People who run successful professional practices or small businesses have more reason than most people to draft estate plans. They need to take appropriate steps to protect not just their loved ones but also the businesses that they created.
Those concerned about the future of the company that they operate, in addition to the investment it represents, may want to consider establishing a trust to hold and manage the business. Doing so could allow for a smoother transition when an owner dies or becomes incapacitated.
How does a business trust help?
Traditional estate planning tactics can fall short of meeting the needs of business owners. For example, simply bequeathing a business or professional practice to a loved one might lead to a host of complications. They may not gain control until the completion of the probate process, at which point the company may have already been struggling.

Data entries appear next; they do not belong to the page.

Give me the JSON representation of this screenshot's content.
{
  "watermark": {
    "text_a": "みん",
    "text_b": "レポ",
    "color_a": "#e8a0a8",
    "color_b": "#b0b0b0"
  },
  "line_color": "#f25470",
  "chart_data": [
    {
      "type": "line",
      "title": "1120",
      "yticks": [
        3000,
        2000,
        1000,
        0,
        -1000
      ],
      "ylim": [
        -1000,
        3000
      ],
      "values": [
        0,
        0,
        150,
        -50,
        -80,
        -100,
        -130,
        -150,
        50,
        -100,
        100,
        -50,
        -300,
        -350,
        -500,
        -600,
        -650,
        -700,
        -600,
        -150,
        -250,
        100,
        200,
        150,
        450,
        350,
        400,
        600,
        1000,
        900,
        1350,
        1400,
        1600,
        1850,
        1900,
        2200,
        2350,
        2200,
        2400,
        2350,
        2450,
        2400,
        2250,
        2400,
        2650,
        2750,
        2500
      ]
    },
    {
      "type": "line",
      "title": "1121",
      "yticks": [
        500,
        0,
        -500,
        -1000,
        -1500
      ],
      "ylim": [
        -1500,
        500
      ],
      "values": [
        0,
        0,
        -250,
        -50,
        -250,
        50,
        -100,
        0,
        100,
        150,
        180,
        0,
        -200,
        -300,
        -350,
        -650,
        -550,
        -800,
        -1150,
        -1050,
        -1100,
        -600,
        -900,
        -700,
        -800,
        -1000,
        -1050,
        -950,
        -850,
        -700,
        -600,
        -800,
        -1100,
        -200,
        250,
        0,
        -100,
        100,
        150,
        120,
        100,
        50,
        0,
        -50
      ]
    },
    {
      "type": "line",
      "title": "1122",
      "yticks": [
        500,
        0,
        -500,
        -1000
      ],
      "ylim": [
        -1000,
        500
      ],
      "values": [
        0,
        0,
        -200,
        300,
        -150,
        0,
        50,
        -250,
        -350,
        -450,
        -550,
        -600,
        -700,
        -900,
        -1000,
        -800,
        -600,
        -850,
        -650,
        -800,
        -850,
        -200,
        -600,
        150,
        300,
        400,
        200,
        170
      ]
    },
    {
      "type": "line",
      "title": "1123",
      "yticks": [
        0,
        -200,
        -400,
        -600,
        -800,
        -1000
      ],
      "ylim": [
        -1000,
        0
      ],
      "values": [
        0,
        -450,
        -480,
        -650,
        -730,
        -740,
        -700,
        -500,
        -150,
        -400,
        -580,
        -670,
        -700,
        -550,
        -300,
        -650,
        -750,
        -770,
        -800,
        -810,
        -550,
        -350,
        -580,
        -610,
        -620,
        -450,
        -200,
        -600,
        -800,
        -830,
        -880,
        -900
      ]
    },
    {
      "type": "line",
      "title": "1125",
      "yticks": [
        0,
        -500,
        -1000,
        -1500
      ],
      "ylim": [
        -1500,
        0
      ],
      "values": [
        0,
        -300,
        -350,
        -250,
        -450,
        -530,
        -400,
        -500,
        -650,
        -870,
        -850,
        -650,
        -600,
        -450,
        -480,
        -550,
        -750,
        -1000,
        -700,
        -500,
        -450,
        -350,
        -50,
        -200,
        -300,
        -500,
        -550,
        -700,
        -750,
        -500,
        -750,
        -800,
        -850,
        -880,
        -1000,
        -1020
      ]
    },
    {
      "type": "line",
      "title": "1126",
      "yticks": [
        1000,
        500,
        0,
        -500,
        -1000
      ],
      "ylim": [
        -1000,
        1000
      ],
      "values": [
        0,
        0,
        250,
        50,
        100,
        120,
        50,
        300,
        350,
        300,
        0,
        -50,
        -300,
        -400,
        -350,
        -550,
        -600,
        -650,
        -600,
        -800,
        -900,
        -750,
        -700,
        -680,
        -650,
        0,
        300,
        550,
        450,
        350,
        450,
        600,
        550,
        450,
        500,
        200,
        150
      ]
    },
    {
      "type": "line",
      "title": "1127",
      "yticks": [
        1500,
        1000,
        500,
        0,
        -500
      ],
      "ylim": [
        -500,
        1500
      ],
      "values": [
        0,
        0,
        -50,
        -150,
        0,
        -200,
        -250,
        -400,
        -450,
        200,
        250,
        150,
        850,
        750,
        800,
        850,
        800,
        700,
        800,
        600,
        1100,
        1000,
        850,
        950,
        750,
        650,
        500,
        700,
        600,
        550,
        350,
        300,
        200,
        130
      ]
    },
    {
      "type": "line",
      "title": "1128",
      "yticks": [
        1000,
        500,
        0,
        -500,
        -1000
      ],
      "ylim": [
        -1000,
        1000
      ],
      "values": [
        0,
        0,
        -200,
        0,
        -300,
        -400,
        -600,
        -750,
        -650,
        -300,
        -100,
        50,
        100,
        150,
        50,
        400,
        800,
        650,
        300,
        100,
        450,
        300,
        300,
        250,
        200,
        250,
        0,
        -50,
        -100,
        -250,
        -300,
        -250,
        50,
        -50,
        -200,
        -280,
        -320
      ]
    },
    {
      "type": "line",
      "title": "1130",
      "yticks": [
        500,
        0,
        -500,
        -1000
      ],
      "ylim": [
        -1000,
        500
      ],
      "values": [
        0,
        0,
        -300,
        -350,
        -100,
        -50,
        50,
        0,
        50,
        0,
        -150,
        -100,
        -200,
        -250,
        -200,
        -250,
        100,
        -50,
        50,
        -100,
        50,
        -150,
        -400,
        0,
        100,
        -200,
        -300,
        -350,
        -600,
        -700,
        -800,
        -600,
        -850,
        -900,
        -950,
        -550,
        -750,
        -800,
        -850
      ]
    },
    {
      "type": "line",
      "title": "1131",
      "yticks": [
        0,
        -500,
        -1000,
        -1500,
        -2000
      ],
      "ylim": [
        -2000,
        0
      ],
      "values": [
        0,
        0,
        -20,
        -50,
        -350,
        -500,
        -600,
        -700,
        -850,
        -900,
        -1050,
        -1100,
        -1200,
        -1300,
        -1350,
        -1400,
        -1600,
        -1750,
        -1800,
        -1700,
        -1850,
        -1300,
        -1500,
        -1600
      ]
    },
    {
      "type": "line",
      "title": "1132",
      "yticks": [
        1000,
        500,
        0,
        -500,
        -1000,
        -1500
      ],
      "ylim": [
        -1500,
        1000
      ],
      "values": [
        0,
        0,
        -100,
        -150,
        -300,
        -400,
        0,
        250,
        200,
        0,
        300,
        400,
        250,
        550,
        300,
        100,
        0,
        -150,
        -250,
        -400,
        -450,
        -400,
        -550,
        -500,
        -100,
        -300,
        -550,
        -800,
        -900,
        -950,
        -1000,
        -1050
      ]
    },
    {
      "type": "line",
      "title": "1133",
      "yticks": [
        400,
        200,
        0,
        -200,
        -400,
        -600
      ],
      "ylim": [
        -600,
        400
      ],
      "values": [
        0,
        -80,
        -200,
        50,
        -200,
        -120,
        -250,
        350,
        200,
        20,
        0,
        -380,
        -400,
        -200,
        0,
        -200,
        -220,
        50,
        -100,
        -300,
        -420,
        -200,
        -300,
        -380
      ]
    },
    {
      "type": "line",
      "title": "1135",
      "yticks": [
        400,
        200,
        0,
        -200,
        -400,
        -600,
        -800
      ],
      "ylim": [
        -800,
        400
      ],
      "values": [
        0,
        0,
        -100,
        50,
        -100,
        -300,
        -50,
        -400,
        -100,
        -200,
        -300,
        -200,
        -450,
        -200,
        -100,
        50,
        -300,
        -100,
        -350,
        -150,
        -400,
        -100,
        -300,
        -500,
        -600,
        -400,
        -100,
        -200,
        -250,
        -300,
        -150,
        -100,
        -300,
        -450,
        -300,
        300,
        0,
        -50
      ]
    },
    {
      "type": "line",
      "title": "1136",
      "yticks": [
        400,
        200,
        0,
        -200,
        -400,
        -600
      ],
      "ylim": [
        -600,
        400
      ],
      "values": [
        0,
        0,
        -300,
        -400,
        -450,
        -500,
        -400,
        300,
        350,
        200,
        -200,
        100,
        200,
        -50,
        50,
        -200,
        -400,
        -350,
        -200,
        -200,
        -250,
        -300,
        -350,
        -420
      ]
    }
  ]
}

There is also nothing preventing a beneficiary from selling the company or even liquidating its assets for short-term profit. A business trust provides more structure and control. The trustee can manage business operations without waiting for the completion of probate proceedings.
It is possible for the trustor to choose a trustee who can competently manage the business and name beneficiaries to receive profits from successful operations. A trust may allow for the long-term preservation of the business while still ensuring that certain people benefit from its continued operations.
Transferring ownership of a business to a trust can be a complex process. Creating effective trust documents often requires the support of a legal professional. Business owners concerned about protecting their business, not just ensuring the inheritance rights of immediate family members, may want to look into many options for integrating the company into their estate plan, including the creation of a trust.